Deputado diz que responsabilidade pelo ITBI é do comprador e remete esclarecimentos sobre conclusão da venda ao cartório.
A apreensão ocorreu no âmbito de uma investigação que apura suspeitas de desvio de recursos da cota parlamentar. Após a operação, Sóstenes afirmou que os valores em espécie teriam origem na venda de um imóvel localizado em Ituiutaba (MG).
Questionado sobre o pagamento do ITBI e sobre a possibilidade de a transação não ter sido finalizada do ponto de vista registral, o deputado afirmou que não acompanha essa etapa do negócio. Ao ser confrontado com o fato de que, sem o recolhimento do imposto, a transferência de propriedade não é concluída, Sóstenes afirmou não saber se a transação foi efetivamente finalizada.
“Sobre isso eu não sei, só o cartório e o comprador podem te responder”, disse. Em seguida, afirmou que responde apenas como vendedor do imóvel e que não pode prestar esclarecimentos em nome do cartório ou do comprador. Segundo ele, sua responsabilidade no negócio se limita às obrigações legais do vendedor.
A escritura de compra e venda foi lavrada sem a comprovação prévia do pagamento do ITBI, conforme registrado no próprio documento.
O ITBI é um imposto municipal cobrado nas transmissões onerosas de imóveis e, em regra, deve ser recolhido pelo comprador para que a transferência da propriedade possa ser registrada no Cartório de Registro de Imóveis. Sem a comprovação do pagamento, a escritura pode até ser lavrada em situações excepcionais previstas em normas locais, mas o registro do imóvel — etapa que efetivamente transfere a propriedade — não costuma ser concluído enquanto o tributo não é quitado.
Procurado para explicar como a transação poderia ser concluída nessas condições, Sóstenes reiterou que não é sua responsabilidade legal acompanhar o recolhimento do imposto e que não pode responder por atos atribuídos ao cartório ou ao comprador. O deputado não confirmou se o imposto já foi recolhido nem se a transferência da propriedade foi efetivamente registrada no Cartório de Registro de Imóveis.
Questionado, então, se ele estaria afirmando que não sabe se a transação do imóvel foi de fato concluída, ele respondeu: “Não estou falando isso; estou te dizendo que eu respondo como vendedor do imóvel, eu não posso dar respostas pelo cartório e nem pelo comprador”.
CONTRATO DE COMPRA E VENDA
Sobre o contrato particular de compra e venda citado como base da operação, Sóstenes afirmou que a escritura menciona a data da compra, em 24 de novembro de 2025, e estabelece um prazo para a efetivação da escritura. Ele não esclareceu, contudo, se o contrato foi apresentado ao tabelião no momento do ato, nem se o documento possui firma reconhecida, registro formal ou testemunhas.
Questionado sobre a comunicação da operação às autoridades fiscais, o deputado afirmou que a Receita Federal é informada por meio da declaração anual do Imposto de Renda, dentro do prazo legal.
“A Receita Federal é informada na declaração anual de imposto de renda, o que será feito no prazo estabelecido em lei”, afirmou ao ICL Notícias.

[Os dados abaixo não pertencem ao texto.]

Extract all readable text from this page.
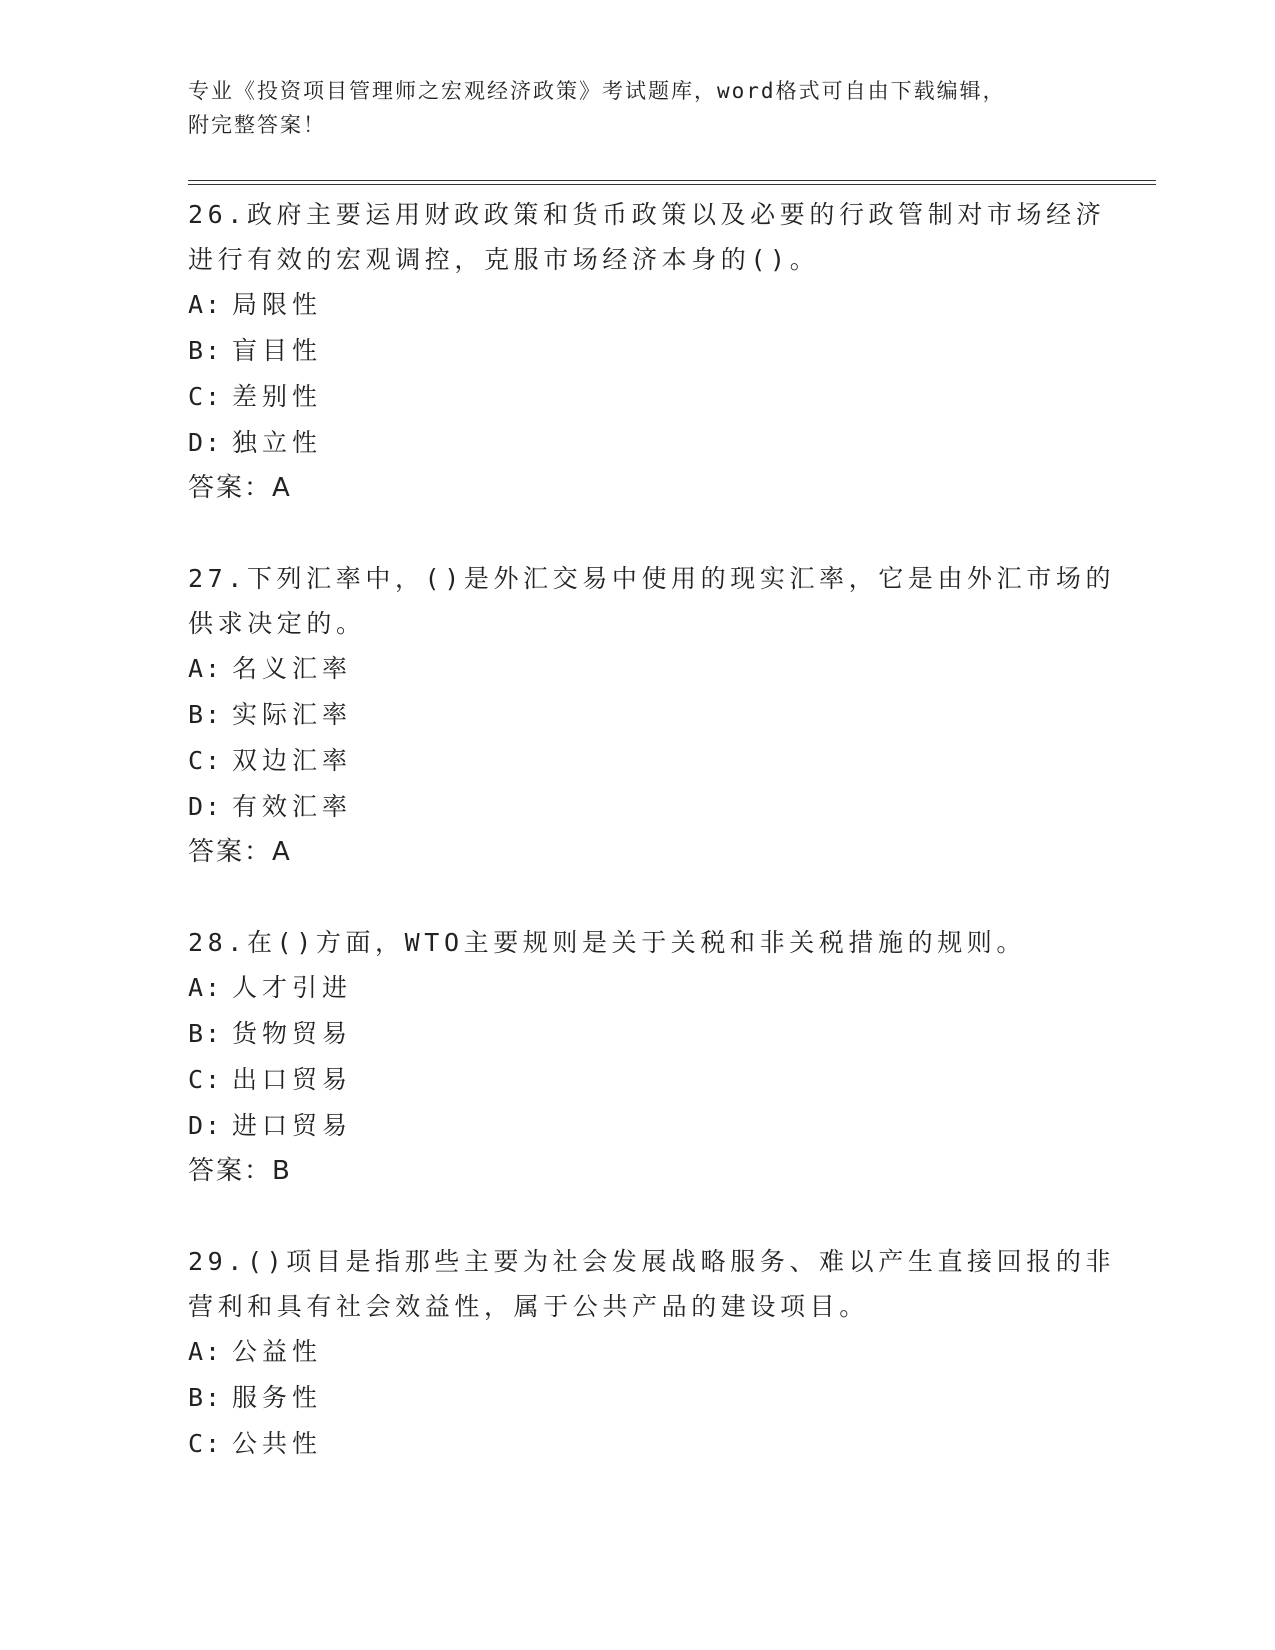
专业《投资项目管理师之宏观经济政策》考试题库，word格式可自由下载编辑，
附完整答案！
26.政府主要运用财政政策和货币政策以及必要的行政管制对市场经济
进行有效的宏观调控，克服市场经济本身的()。
A: 局限性
B: 盲目性
C: 差别性
D: 独立性
答案：A
27.下列汇率中，()是外汇交易中使用的现实汇率，它是由外汇市场的
供求决定的。
A: 名义汇率
B: 实际汇率
C: 双边汇率
D: 有效汇率
答案：A
28.在()方面，WTO主要规则是关于关税和非关税措施的规则。
A: 人才引进
B: 货物贸易
C: 出口贸易
D: 进口贸易
答案：B
29.()项目是指那些主要为社会发展战略服务、难以产生直接回报的非
营利和具有社会效益性，属于公共产品的建设项目。
A: 公益性
B: 服务性
C: 公共性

Em entrevista concedida a jornalistas no dia 19 de dezembro de 2025, no entanto, Sóstenes declarou que a venda do imóvel já estava regularizada: “Eu vendi um imóvel e recebi, dinheiro lacrado, tudo normal. É uma venda de um imóvel que estará, já está o imóvel declarado no meu Imposto de Renda, tudo, não tem nada de ilegalidade quanto a isso”.
A escritura também registra a dispensa de apresentação de certidão fiscal municipal do imóvel e de certidões cíveis e criminais do vendedor. Sobre esse ponto, o deputado afirmou apenas que foram apresentadas todas as certidões solicitadas pelo comprador, sem detalhar as dispensas registradas no documento.
Questionado se poderia fornecer o contato do comprador para que fossem obtidos esclarecimentos sobre o pagamento do ITBI, Sóstenes afirmou que verificaria essa possibilidade com seu advogado. Ele também disse que o comprador dispõe de prazo legal adicional para recolher o imposto ITBI, mas reiterou que apenas o cartório ou o comprador poderiam esclarecer a situação.